Dorothea Röschmann (Jim Rakete) 

Dorothea Röschmann wurde im norddeutschen Flensburg geboren und erhielt ihre Ausbildung in Deutschland und den USA. Internationales Renommée erlangte sie 1995 mit ihrem Debut bei den Salzburger Festspielen, als sie unter der Leitung von Nikolaus Harnoncourt die Susanna in Le nozze di Figaro sang. In den Folgejahren war sie dort als Servilia in La clemenza di Tito, als Pamina in Achim Freyers Zauberflöten-Produktion, als Ilia in Idomeneo, Vitellia im Titus und als Figaro-Gräfin zu erleben; 2001 gestaltete sie überdies die Nannetta in Verdis Falstaff bei den Osterfestspielen, dirigiert von Claudio Abbado.

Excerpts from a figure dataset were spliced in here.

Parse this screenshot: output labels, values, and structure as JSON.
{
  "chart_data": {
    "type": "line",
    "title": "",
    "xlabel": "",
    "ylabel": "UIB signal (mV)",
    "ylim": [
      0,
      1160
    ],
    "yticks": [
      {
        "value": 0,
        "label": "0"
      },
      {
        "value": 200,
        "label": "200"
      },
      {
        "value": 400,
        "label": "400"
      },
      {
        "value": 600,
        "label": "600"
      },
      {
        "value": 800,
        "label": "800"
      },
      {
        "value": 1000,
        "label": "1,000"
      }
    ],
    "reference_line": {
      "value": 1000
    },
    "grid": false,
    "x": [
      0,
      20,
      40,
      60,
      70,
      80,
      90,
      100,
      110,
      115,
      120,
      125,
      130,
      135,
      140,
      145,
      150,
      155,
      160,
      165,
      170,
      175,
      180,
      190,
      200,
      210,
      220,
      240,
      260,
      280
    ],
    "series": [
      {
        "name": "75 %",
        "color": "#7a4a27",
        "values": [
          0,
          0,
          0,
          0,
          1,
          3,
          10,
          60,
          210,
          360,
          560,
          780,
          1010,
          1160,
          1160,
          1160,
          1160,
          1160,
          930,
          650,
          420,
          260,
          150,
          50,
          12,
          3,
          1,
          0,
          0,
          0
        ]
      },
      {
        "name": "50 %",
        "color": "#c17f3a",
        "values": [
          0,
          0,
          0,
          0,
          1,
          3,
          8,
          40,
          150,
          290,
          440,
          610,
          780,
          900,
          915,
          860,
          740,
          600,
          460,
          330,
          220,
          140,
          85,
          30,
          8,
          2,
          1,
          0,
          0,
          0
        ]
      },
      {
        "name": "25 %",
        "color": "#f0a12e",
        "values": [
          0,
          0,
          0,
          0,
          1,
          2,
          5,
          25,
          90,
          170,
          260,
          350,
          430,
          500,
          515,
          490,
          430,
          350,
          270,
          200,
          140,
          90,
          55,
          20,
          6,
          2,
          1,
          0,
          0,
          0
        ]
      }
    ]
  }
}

Eine enge künstlerische Zusammenarbeit verbindet die Sopranistin mit der Deutschen Staatsoper Berlin, wo sie in Mozart-Rollen mit Daniel Barenboim erarbeitete und mit barockem Repertoire unter der Stabführung von René Jacobs auftrat; auch ihre ersten Wagner-Partien, die Eva in den Meistersingern und die Elsa im Lohengrin, interpretierte sie «Unter den Linden». Weitere Engagements führten Dorothea Röschmann an die Bayerische und die Wiener Staatsoper, an das Royal Opera House London, an die Opéra National de Paris und an die New Yorker Metropolitan Opera und zum Ravinia Festival. Auf dem Konzertpodium war sie mit den Wiener und den Berliner Philharmonikern, dem Koninklijk Concertgebouworkest, dem Concentus Musicus Wien, dem Chicago und dem London Symphony sowie dem Cleveland Orchestra zu hören und arbeitete dabei mit Bernard Haitink, James Levine, Antonio Pappano und Simon Rattle zusammen. Regelmässig gibt sie Liederabende: in vielen europäischen Musikzentren und auch in New York. Ihre Einspielungen umfassen Werke von Händel, Mozart, Schumann, Verdi und Puccini; die Aufnahme des Brahms-Requiems unter Rattle wurde mit einem «Grammy» ausgezeichnet.

Debut bei LUCERNE FESTIVAL (IMF) am 23. März 1997 mit Mozarts Spatzenmesse und Haydns Stabat mater; letzter Auftritt am 4. April 2004 mit Telemanns Der Tag des Gerichts. Beide Konzerte wurden von Nikolaus Harnoncourt dirigiert.